Figure 2.

ADAR1-isoform specificity is partially driven by its cellular localization. (A) Confocal microscopy images confirm the cellular localization of mislocalized ADAR mutants. A P193A mutation in ZBDα remains cytoplasmic. TRITC channel shows transfected constructs in confocal sections. DNA is stained with DAPI (scale bar: 100 μm). (B) Sanger sequencing traces showing the impact of mislocalization and ZBDα mutation on editing-specificity of ADAR1. Pum2 (chr12:8750269) and Deptor (chr15:55255355) are efficiently edited by wild-type ADAR1p150 but not by wild-type ADAR1p110. Cytoplasmic ADAR1p110 and cytoplasmic ADAR2 also edit both selected targets, however, only at one of the two adjacent sites. In contrast, nuclear ADAR1p150 does not show any editing of selected targets. The P193A mutation does not affect Deptor editing but leads to reduced editing at one of the two sites in Pum2. The reverse strand is sequenced showing T to C conversion in the chromatogram. (C) Heat maps of editing by wild-type and mutated ADAR versions at selected editing sites detected by amplicon-seq. I) Impact of mislocalization on editing of ADAR1p150 targets. II) Impact of mislocalization on editing of ADAR1p110 targets. At ADAR1p150 sites, the P193A mutation does not affect editing but nuclear localization of ADAR1p150 reduces editing.

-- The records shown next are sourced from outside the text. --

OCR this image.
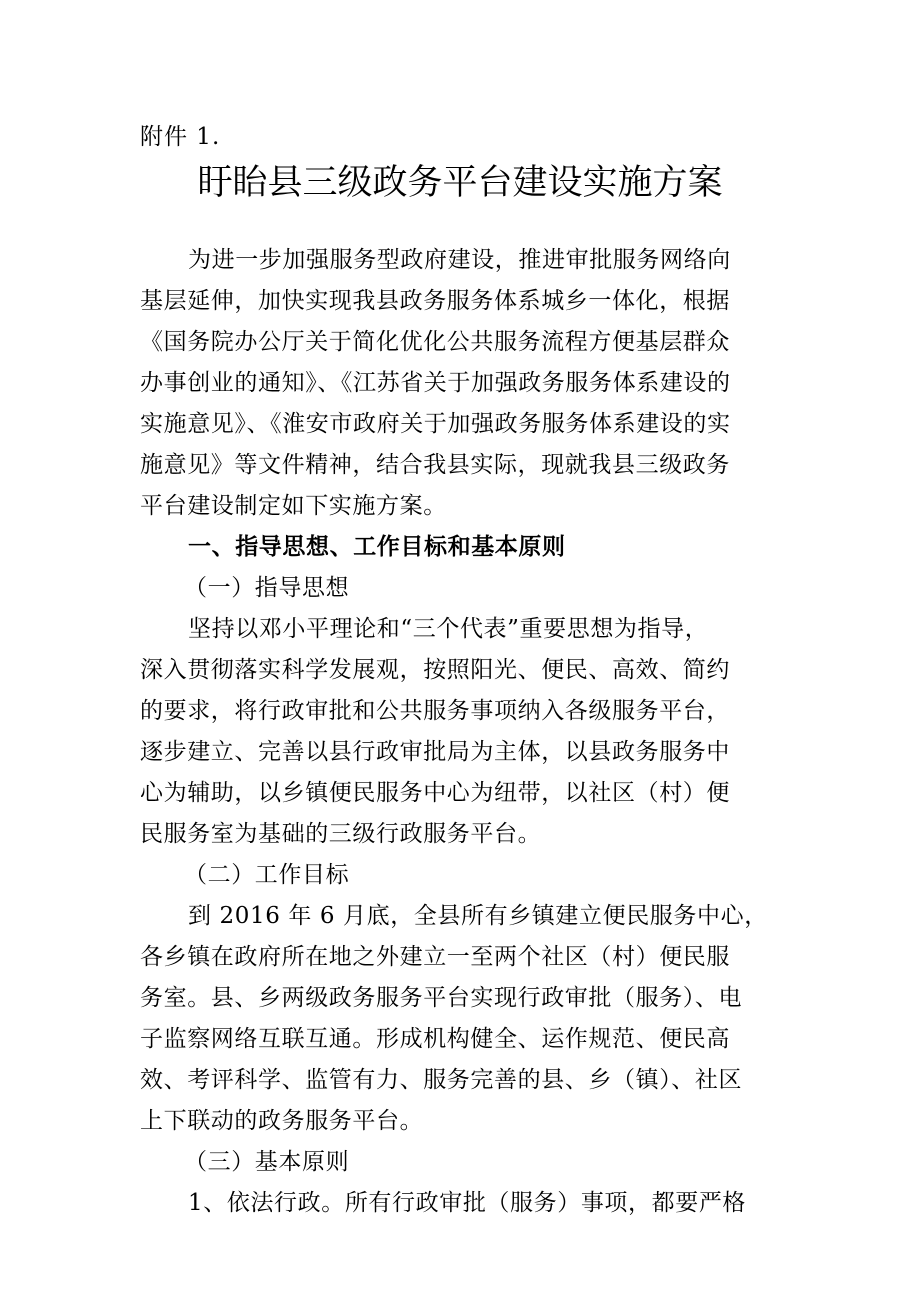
附件 1.
盱眙县三级政务平台建设实施方案
为进一步加强服务型政府建设，推进审批服务网络向
基层延伸，加快实现我县政务服务体系城乡一体化，根据
《国务院办公厅关于简化优化公共服务流程方便基层群众
办事创业的通知》、《江苏省关于加强政务服务体系建设的
实施意见》、《淮安市政府关于加强政务服务体系建设的实
施意见》等文件精神，结合我县实际，现就我县三级政务
平台建设制定如下实施方案。
一、指导思想、工作目标和基本原则
（一）指导思想
坚持以邓小平理论和“三个代表”重要思想为指导，
深入贯彻落实科学发展观，按照阳光、便民、高效、简约
的要求，将行政审批和公共服务事项纳入各级服务平台，
逐步建立、完善以县行政审批局为主体，以县政务服务中
心为辅助，以乡镇便民服务中心为纽带，以社区（村）便
民服务室为基础的三级行政服务平台。
（二）工作目标
到 2016 年 6 月底，全县所有乡镇建立便民服务中心，
各乡镇在政府所在地之外建立一至两个社区（村）便民服
务室。县、乡两级政务服务平台实现行政审批（服务）、电
子监察网络互联互通。形成机构健全、运作规范、便民高
效、考评科学、监管有力、服务完善的县、乡（镇）、社区
上下联动的政务服务平台。
（三）基本原则
1、依法行政。所有行政审批（服务）事项，都要严格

At the same time, cytoplasmic localization of ADAR1p110 or ADAR2 allows editing of ADAR1p150 sites (p150 = ADAR1p150, p110 = ADAR1p110, N_p150 = nuclear ADAR1p150, C_p110 = cytoplasmic ADAR1_p110, mZ_p150 = mutant ZBD in ADAR1p150, Ad2 = ADAR2, C_Ad2 = cytoplasmic ADAR2). Names and chromosomal positions of editing sites are indicated at the right of the heat map.